Estamos assistindo nestes dias, por causa do segundo turno das eleições para a presidência da República, um debate superficial sobre o tema do aborto. Interesses políticos, econômicos, religiosos se misturam no confronto. Na verdade, nem de debate se trata, mas de uma campanha desleal e difamante que usa o tema do aborto como bandeira, para atingir o coração principalmente dos/as católicos/as, em busca dos seus votos (continua...).
Não quero entrar em detalhes legais, médicos ou éticos para justificar ou defender o aborto, nem o contrário. Quero oferecer alguns questionamentos sobre a manipulação que se faz deste tema, desta realidade dramática.
Não resulta curioso que sejam os setores mais conservadores da sociedade e da Igreja (que nunca se preocuparam com a maioria pobre do país e do mundo) os que mais rejeitam a mudança na lei sobre o aborto?
Por que não se investem os esforços, energias e recursos que se dedicam a lutar contra o aborto (defendendo a vida dos não nascidos) para defender, proteger e garantir também a vida digna dos já nascidos, abortado em vida, de milhões de seres humanos condenados a sobreviver como animais? Está claro, é muito mais fácil defender a vida daqueles que não dependerão de mim. A final de contas, a criança por nascer será responsabilidade única da mãe... que se vire! Mas esses milhões de empobrecidos/as, seu futuro e sua dignidade dependem fundamentalmente da distribuição justa das riquezas, do uso racional e solidário dos recursos... sua vida, por tanto, depende de mim! Aí não... É fácil defender a vida que não questiona, nem mexe, nem condiciona minha forma de viver. É fácil defender a vida, quando esta nada tem a ver comigo.

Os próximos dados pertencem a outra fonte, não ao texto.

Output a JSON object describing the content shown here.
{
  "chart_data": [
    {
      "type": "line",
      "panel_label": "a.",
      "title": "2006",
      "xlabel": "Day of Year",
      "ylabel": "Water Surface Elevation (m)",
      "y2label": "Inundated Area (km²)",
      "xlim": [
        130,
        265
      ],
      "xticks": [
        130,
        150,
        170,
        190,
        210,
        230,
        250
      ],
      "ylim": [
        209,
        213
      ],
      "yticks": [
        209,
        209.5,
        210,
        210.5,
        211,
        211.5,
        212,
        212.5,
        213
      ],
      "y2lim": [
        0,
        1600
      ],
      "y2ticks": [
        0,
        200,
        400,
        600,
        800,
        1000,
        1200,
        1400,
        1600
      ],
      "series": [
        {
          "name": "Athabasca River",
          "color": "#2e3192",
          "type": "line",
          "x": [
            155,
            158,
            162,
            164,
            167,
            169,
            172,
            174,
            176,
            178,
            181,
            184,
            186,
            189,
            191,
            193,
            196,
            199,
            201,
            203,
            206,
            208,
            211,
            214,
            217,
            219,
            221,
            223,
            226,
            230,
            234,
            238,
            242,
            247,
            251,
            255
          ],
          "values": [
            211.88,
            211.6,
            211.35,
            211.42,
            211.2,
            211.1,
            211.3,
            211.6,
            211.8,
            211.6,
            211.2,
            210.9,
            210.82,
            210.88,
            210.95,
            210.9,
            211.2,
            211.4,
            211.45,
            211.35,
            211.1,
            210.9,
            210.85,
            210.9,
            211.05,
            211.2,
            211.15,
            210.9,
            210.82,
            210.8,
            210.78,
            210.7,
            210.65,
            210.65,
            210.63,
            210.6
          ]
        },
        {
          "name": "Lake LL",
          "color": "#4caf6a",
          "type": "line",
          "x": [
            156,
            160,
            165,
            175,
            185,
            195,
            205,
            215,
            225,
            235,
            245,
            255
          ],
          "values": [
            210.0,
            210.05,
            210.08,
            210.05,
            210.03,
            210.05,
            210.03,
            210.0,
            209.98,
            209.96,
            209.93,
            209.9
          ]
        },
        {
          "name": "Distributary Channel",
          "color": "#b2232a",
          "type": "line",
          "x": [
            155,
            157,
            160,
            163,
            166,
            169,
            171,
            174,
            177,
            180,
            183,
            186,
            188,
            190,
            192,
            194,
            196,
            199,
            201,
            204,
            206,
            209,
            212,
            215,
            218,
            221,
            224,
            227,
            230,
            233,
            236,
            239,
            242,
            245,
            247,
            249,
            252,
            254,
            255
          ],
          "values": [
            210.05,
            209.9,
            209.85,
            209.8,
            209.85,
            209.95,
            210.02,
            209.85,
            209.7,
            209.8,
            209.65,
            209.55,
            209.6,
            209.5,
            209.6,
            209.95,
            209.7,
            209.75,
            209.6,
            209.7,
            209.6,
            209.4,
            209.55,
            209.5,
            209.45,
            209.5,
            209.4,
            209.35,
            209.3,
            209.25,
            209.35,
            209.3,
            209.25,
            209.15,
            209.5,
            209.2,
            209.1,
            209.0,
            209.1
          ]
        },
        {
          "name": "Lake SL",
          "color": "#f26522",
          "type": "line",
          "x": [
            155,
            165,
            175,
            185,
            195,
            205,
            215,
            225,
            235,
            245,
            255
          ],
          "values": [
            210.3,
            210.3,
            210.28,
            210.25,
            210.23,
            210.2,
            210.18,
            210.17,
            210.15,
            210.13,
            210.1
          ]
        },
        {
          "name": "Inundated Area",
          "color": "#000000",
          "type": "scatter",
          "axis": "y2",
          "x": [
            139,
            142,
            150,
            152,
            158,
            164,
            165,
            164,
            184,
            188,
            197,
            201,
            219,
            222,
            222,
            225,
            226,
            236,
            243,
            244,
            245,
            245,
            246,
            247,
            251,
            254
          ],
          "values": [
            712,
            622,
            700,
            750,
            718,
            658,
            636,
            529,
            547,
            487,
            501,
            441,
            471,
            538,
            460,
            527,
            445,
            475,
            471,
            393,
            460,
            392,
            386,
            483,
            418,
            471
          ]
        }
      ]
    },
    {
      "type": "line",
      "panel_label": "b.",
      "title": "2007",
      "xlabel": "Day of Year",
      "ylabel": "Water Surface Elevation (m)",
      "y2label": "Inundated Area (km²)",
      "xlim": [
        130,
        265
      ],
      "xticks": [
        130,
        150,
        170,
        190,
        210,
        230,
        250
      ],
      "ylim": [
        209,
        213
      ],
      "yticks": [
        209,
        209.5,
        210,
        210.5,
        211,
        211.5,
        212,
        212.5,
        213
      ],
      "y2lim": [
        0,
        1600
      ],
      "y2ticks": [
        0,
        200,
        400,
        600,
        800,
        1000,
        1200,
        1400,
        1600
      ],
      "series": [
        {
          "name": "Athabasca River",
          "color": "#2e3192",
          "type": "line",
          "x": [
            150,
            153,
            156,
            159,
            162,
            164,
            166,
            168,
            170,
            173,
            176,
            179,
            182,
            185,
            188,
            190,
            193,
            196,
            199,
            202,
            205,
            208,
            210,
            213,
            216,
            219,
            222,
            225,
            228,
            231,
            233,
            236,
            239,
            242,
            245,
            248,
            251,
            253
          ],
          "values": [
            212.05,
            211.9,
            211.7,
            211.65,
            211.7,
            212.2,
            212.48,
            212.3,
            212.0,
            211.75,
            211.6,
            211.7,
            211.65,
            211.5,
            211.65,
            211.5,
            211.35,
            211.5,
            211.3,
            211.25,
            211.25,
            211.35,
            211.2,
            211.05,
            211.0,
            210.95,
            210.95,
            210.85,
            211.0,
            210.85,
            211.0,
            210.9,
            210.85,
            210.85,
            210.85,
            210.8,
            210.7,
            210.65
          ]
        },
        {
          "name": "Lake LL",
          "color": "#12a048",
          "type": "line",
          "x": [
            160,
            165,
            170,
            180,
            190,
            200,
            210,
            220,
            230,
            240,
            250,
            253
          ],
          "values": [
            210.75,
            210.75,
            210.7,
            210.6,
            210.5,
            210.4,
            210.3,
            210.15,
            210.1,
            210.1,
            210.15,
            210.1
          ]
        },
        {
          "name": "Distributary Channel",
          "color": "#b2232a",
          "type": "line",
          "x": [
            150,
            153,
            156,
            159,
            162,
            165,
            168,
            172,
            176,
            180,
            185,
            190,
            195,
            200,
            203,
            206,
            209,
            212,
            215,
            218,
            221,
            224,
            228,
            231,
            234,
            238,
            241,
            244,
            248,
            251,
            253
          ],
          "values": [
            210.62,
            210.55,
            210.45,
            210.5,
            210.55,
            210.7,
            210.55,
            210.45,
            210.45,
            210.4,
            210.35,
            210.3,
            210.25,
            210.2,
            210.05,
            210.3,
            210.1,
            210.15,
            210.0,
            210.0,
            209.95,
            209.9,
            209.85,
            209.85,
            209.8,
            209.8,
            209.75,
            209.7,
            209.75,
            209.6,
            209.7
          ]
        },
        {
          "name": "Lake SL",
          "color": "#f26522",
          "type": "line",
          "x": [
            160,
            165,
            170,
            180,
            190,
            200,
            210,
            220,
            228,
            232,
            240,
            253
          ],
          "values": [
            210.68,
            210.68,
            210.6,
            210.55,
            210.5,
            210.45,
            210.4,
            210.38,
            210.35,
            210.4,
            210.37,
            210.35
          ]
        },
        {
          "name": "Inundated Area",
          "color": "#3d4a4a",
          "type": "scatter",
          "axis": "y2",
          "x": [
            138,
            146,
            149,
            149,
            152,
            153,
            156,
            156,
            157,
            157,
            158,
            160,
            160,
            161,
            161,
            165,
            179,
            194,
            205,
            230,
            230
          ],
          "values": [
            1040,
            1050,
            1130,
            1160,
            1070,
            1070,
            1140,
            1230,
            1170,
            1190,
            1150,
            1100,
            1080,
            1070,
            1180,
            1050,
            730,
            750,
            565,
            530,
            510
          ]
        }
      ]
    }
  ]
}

A lei vigente já não responde às necessidades e condições da realidade atual. Mudar a lei e elaborar uma nova significa iniciar um debate nacional que, como toda troca de ideias, pode ser muito enriquecedor para a sociedade toda. Quem tem medo de pensar? Quem prega em homilias e palestras que não devemos pensar, senão aceitar cegamente o que “mestres e doutores” falam para nós? Quem rejeita uma teologia dialogante, aberta e criativa, propondo como teologia única a transmissão de verdades, sem discussão nem questionamentos?
Sabemos que as causas e consequências do aborto não são superficiais. Como sacerdote, tenho recebido e acompanhado a não poucas mulheres grávidas que queriam praticar um aborto, e outras que já tinham praticado. O que essas mulheres vivem é dramático. Somente colocando-nos no seu lugar poderemos começar a imaginar o que sentem, seus sofrimentos e a dor causada pela experiência de morte que vivem. Banalizamos o aborto quando esquecemos a mulher e olhamos somente os dogmas, tópicos gerais que não expressam nada, mas que enchem a boca de quem os proclama. Em todas as situações de possível aborto existem, pelo menos, duas vidas que devem ser escutadas, atendidas, amadas e protegidas.
O aborto é, nestes momentos, um dos problemas mais complexos que existem na nossa sociedade. São inúmeras as variantes, condições, necessidades, carências, limitações e possibilidades que existem e que fazem que, cada caso, seja único. Um problema tão complexo não pode ter uma solução simples: “sim ao aborto em todos os casos” ou “não ao aborto em todos os casos”. Hoje precisamos de leis abrangentes, que contemplem o maior número possível de variantes, que respondam a todas as situações possíveis. Quando nos envolvemos em problemas complexos, percebemos rapidamente que as soluções não são simples nem automáticas. Na problemática do aborto se combinam múltiplas variáveis, de tipo legal, médico, ético, cultural, religioso, econômico... Um problema tão complexo não pode ser resolvido com um simples sim ou não.
Como acabo de expressar e denunciar, até um posicionamento radicalmente contrário ao aborto, por motivos religiosos e éticos, pode estar condicionado por interesses econômicos e políticos de classe. Defendemos a vida desde a sua concepção até o momento final... mas só de uns poucos, daqueles que não complicarão minha vida, meu nível econômico, meus privilégios e tranquilidade. Muitos deles nascerão, porque nós defendemos sua vida, para serem condenados a sobreviver como abortos em vida. Ah, mas esse problema já não é mais comigo, esse é um outro departamento.